The Brooklyn Conservatory of Music has opened applications for its Jazz Leaders Fellowship, a $12,500 award dedicated to supporting emerging Black women and Black nonbinary jazz musicians.

Now in its fifth year, the fellowship provides recipients with financial support, rehearsal space and opportunities to develop projects that advance their artistic careers, according to a press release. Since its launch in 2021, the program has awarded eight musicians, selecting two new fellows each year.
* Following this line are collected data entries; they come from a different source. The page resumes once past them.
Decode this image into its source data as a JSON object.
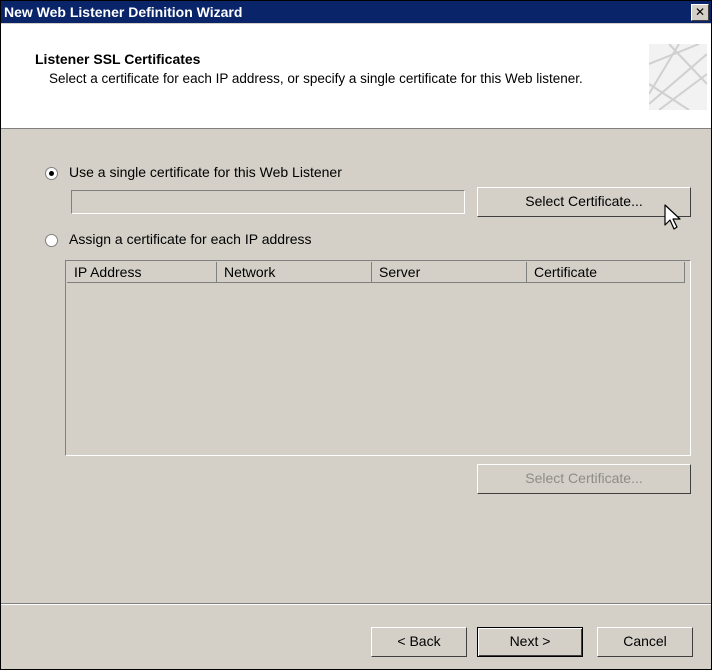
{
  "window": {
    "title": "New Web Listener Definition Wizard",
    "close_glyph": "✕"
  },
  "header": {
    "title": "Listener SSL Certificates",
    "description": "Select a certificate for each IP address, or specify a single certificate for this Web listener."
  },
  "options": {
    "single": {
      "label": "Use a single certificate for this Web Listener",
      "selected": true,
      "certificate_value": ""
    },
    "per_ip": {
      "label": "Assign a certificate for each IP address",
      "selected": false
    }
  },
  "buttons": {
    "select_certificate_single": "Select Certificate...",
    "select_certificate_per_ip": "Select Certificate...",
    "back": "< Back",
    "next": "Next >",
    "cancel": "Cancel"
  },
  "table": {
    "columns": [
      "IP Address",
      "Network",
      "Server",
      "Certificate"
    ],
    "rows": []
  },
  "icons": {
    "cursor": "arrow-cursor-icon",
    "header_art": "wizard-banner-icon"
  }
}
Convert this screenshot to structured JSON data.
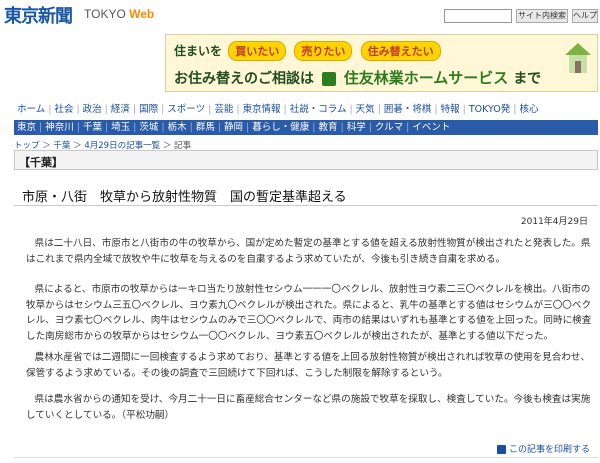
{
  "header": {
    "logo_jp": "東京新聞",
    "logo_en": "TOKYO",
    "logo_web": "Web",
    "site_search_label": "サイト内検索",
    "help_label": "ヘルプ",
    "search_placeholder": ""
  },
  "banner": {
    "lead": "住まいを",
    "pill1": "買いたい",
    "pill2": "売りたい",
    "pill3": "住み替えたい",
    "consult": "お住み替えのご相談は",
    "company": "住友林業ホームサービス",
    "suffix": "まで"
  },
  "nav_primary": [
    "ホーム",
    "社会",
    "政治",
    "経済",
    "国際",
    "スポーツ",
    "芸能",
    "東京情報",
    "社説・コラム",
    "天気",
    "囲碁・将棋",
    "特報",
    "TOKYO発",
    "核心"
  ],
  "nav_secondary": [
    "東京",
    "神奈川",
    "千葉",
    "埼玉",
    "茨城",
    "栃木",
    "群馬",
    "静岡",
    "暮らし・健康",
    "教育",
    "科学",
    "クルマ",
    "イベント"
  ],
  "breadcrumb": {
    "items": [
      "トップ",
      "千葉",
      "4月29日の記事一覧",
      "記事"
    ],
    "separator": "＞"
  },
  "section": "【千葉】",
  "article": {
    "title": "市原・八街　牧草から放射性物質　国の暫定基準超える",
    "date": "2011年4月29日",
    "paragraphs": [
      "県は二十八日、市原市と八街市の牛の牧草から、国が定めた暫定の基準とする値を超える放射性物質が検出されたと発表した。県はこれまで県内全域で放牧や牛に牧草を与えるのを自粛するよう求めていたが、今後も引き続き自粛を求める。",
      "県によると、市原市の牧草からは一キロ当たり放射性セシウム一一一〇ベクレル、放射性ヨウ素二三〇ベクレルを検出。八街市の牧草からはセシウム三五〇ベクレル、ヨウ素九〇ベクレルが検出された。県によると、乳牛の基準とする値はセシウムが三〇〇ベクレル、ヨウ素七〇ベクレル、肉牛はセシウムのみで三〇〇ベクレルで、両市の結果はいずれも基準とする値を上回った。同時に検査した南房総市からの牧草からはセシウム一〇〇ベクレル、ヨウ素五〇ベクレルが検出されたが、基準とする値以下だった。",
      "農林水産省では二週間に一回検査するよう求めており、基準とする値を上回る放射性物質が検出されれば牧草の使用を見合わせ、保管するよう求めている。その後の調査で三回続けて下回れば、こうした制限を解除するという。",
      "県は農水省からの通知を受け、今月二十一日に畜産総合センターなど県の施設で牧草を採取し、検査していた。今後も検査は実施していくとしている。（平松功嗣）"
    ]
  },
  "print_link": "この記事を印刷する",
  "colors": {
    "brand_blue": "#1a57a6",
    "nav_blue": "#2a5ba8",
    "web_orange": "#ff8a00",
    "banner_green": "#2e7d1c"
  }
}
“We’re so excited to be celebrating our fifth year of the Jazz Leaders Fellowship, an initiative that has had a lasting impact on the artists involved, the Conservatory’s jazz program, and the community at large,” said Chad Cooper, executive director of Brooklyn Conservatory of Music. "One of the goals of JLF was to build a network of musicians whose relationships with each other and with BKCM lasted well beyond the fellowship year. We’ve witnessed exactly that: Fellows have curated our annual Midsummer Nights jazz festival, uplifting the work of so many Black women and nonbinary musicians."

Fellows have returned to teach master classes, come back to gig at BKCM's House Party and at the annual Open Stages music festival, Cooper said. 

Fellowship winners are tasked with developing one public performance as the leader of an ensemble and working with BKCM’s Community Music School Jazz Program Director to engage students through their artistry.

Melanie Charles, a 2023-24 Jazz Leadership fellow and Grammy winner, said the support alleviated financial stress.

“The financial support has been huge because it meant I didn’t have to take every gig,” she said. “Reinvigorating my relationship with BKCM has given me hope: The music industry is complex, but there are still spaces where like-minded people can do work that really matters.”